Am 08.08.2025 um 16:04 schrieb Jon Chiappetta:
Hi Arne,

You are correct, I didn't do a very good job of explaining the code in my blog post, I usually keep those short with more screen captures because I figure that not many people would actually take the time to read through it there. Also, I didn't really add many comments either but I did try to copy the present style of the code to try and make it match and be more consistent throughout, even if not perfect yet. I'm still testing out the change myself in my own home setup here to see if I run into any bad edge cases along the way.

I can always try to explain the different code parts as I am indeed modifying the core parts of the read and write operations for tun and tcp so it's a big change to make to the code base. Basically this change is important to me in particular because of my setup and requirements in specific. I have WiFi LAN clients which all assume a 1500 byte MTU on their side and I have a router WAN client which enforces a 1500 byte MTU on the internet's side. In the middle of my core network is a VPN box and almost every VPN software will operate in UDP mode with a sub-1500 MTU in the middle of this network pipeline. This is not a good design to have in general as I don't want to waste cycles fragmenting and/or compressing the data into smaller sized UDP packets. With the code change I am presenting, I am able to specify a true 1500 byte VPN MTU interface with the exact matching 1500 byte read calls to the TUN interface itself (the code base had to be modified to allow for this because it was adding onto the payload_size used in the read call which I didn't want as I am operating on exact multiples of 1500 bytes in specific).

OpenVPN already supports arbitrary MTU sizes just fine. The default is even MTU 1500. mssfix is also enabled by default to avoid fragmentation, which especially for UDP is bad. So I am not sure what you are modifying here because what you are describing is already well supported by OpenVPN.



With this change, my network pipeline is a true 1500 byte MTU which matches all the way from the client side to the vpn link to the internet side and to the server side (end to end to end to end). In addition, I also added the ability to batch together multiple 1500 byte read calls (specifically 6 x 1500 bytes into 9000 bytes) into one single encrypt sign call and one single TCP write call.

So this needs a different wire format and some extra headers/framing as you need to split this jumbo packet again into 1500 bytes packets on the receiver.

In order to justify introducing a new framing/packet format, a clear benefit should be shown. It would be for example to show what the performance benefit here actually is, e.g. by doing a simple test.


do a simple client server OpenVPN connection and run iperf between client and server

- without VPN

-  unmodified OpenVPN with --mtu 1500

- unmodified OpenVPN with --mtu 9000

- your approach

That would give an indication what kind of gains we are talking here about.

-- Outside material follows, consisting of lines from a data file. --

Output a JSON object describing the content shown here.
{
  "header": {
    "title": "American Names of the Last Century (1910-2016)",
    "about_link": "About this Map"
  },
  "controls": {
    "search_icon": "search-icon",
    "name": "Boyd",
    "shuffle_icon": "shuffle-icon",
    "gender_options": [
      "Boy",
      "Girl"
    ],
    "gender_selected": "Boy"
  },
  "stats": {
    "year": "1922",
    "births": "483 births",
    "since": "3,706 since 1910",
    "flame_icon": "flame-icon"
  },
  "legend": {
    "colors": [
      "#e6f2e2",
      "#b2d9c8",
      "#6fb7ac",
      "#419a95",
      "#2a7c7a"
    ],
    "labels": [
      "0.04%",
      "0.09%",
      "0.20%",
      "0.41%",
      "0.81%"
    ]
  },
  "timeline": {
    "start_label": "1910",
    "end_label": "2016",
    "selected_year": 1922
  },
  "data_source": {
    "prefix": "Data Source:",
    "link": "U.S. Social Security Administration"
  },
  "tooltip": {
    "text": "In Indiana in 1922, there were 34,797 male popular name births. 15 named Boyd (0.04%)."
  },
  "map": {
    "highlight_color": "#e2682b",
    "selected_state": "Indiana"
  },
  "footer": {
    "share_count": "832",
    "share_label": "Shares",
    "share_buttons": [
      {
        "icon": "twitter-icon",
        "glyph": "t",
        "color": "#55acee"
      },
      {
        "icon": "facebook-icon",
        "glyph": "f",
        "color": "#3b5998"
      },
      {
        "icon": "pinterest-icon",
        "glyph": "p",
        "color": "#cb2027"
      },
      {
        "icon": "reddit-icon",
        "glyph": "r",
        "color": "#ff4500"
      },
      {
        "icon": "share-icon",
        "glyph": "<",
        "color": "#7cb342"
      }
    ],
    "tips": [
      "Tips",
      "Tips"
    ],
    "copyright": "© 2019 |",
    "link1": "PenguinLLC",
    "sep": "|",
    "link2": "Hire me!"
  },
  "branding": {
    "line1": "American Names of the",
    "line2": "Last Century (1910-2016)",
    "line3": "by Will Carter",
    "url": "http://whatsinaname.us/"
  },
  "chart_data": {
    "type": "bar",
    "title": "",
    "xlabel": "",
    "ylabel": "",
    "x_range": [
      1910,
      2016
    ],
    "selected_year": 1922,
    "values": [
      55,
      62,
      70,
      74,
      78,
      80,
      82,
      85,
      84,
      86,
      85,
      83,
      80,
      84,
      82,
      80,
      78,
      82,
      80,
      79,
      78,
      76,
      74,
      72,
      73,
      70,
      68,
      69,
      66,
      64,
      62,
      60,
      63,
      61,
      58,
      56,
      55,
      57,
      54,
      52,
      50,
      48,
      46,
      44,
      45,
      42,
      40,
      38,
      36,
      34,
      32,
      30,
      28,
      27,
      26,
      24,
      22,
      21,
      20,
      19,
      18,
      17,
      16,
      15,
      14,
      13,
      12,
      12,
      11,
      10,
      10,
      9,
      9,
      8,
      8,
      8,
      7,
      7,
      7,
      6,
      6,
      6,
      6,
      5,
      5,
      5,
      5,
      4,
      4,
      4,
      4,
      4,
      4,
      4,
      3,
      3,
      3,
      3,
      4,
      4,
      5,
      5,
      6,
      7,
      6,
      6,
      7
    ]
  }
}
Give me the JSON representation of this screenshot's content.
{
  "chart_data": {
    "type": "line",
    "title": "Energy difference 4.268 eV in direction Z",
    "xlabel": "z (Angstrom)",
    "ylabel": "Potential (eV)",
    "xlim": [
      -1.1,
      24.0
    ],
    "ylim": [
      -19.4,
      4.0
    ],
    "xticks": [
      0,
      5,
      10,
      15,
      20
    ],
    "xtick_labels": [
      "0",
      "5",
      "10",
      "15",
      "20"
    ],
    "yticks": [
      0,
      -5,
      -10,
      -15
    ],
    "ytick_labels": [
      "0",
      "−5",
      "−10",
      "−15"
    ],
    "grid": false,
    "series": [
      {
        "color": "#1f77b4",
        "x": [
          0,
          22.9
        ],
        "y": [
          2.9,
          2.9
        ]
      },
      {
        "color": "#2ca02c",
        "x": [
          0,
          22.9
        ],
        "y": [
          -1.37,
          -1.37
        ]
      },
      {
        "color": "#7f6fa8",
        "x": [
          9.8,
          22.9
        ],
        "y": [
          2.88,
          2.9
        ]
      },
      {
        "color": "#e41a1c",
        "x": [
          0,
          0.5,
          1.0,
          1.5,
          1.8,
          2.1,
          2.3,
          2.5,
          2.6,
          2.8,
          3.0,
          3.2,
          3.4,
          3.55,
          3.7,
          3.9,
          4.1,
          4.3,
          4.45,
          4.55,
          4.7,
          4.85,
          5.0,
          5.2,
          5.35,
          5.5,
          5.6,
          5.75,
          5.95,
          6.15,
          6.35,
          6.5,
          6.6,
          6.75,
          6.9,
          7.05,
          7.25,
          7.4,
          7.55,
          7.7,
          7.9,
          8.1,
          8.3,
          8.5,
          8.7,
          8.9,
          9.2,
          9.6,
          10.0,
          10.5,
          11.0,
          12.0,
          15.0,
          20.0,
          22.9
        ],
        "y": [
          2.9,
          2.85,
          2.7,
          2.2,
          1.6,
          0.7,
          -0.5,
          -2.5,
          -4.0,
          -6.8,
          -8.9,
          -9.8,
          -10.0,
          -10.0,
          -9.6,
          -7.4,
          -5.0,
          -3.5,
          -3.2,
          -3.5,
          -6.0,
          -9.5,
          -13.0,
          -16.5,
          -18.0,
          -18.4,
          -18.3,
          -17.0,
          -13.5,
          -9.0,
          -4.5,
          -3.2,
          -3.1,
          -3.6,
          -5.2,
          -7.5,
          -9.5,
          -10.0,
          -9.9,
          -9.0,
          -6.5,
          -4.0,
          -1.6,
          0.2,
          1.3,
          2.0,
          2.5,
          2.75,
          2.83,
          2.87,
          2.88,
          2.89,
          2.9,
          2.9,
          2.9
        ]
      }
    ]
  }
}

This allows the encryption method to operate only once on a much larger payload size as well as allow the linux kernel to efficiently transfer the data with order and delivery guaranteed as fast as possible. The code base had to be modified to allow for all of this as well as it was preventing me from performing this much larger sized ssl sign and encrypt + tcp read and write (the code base assumes you are operating on only 1 tun read call worth of data at a time everywhere).

This is exactly why I prefer using TCP to tunnel encrypted network data as my solution provided can properly set a full sized 1500 byte MTU as well as perform an exact matching read call of 1500 bytes to get the full amount of data from the interface and then bulk it together to efficiently encrypt it and then use the magic of TCP to transfer that data all at once as quickly as possible without any need for fragmentation or compression. I don't think any other VPN product on the market offers that kind of functionality as far as I am aware as most other VPN products use a smaller sized MTU as well as the packet size limitations of UDP. I believe that this could be a distinguishing feature for OpenVPN as well as automatically solve some of the issues that folks run into when inserting a VPN appliance into the middle of their network setups.

In TCP mode can you get away with a lot of thing you are doing. In UDP mode, having tunnel inside MTU of 1500 or pushing large fragmented IP/UDP packets will be very detrimental to VPN performance.



I've been running this change on my own setup to at least make sure it works and it seems to be running pretty nicely so far. I haven't experienced any fragmentation or performance issues as any sized data that comes off the clients LAN side is fully taken care of now through the VPN side and onto the WAN and server side.

This whole MTU fragment and tun must have 1500 MTU to not see these problems is not a thing that I observe and also not a logical conclusion for me.


If this is something you are not interested in I can understand that, I can stop posting here and the most I can do is at least submit a pull request in case anyone in the future is indeed interested in such work. It'd be nice to contribute to a good quality open source project that I have used for many many years and something which may help solve other community member's issues with regards to the small sized MTU + UDP problem which does exist in practice and really hampers connections along the way in a network design.

It would be good to understand what you are actually referring to here. Small sized MTU + UDP problem is quite vague as there are multiple things that can cause probelems with an UDP VPN.


I also don't mind explaining my code parts if you actually want, I just need to take time to write them out and describe what they are doing and why. As you can see, I am trying to achieve a very specific and exact design goal that the code base wasn't originally allowing for, so I had to make some modifications to be able to accomplish it.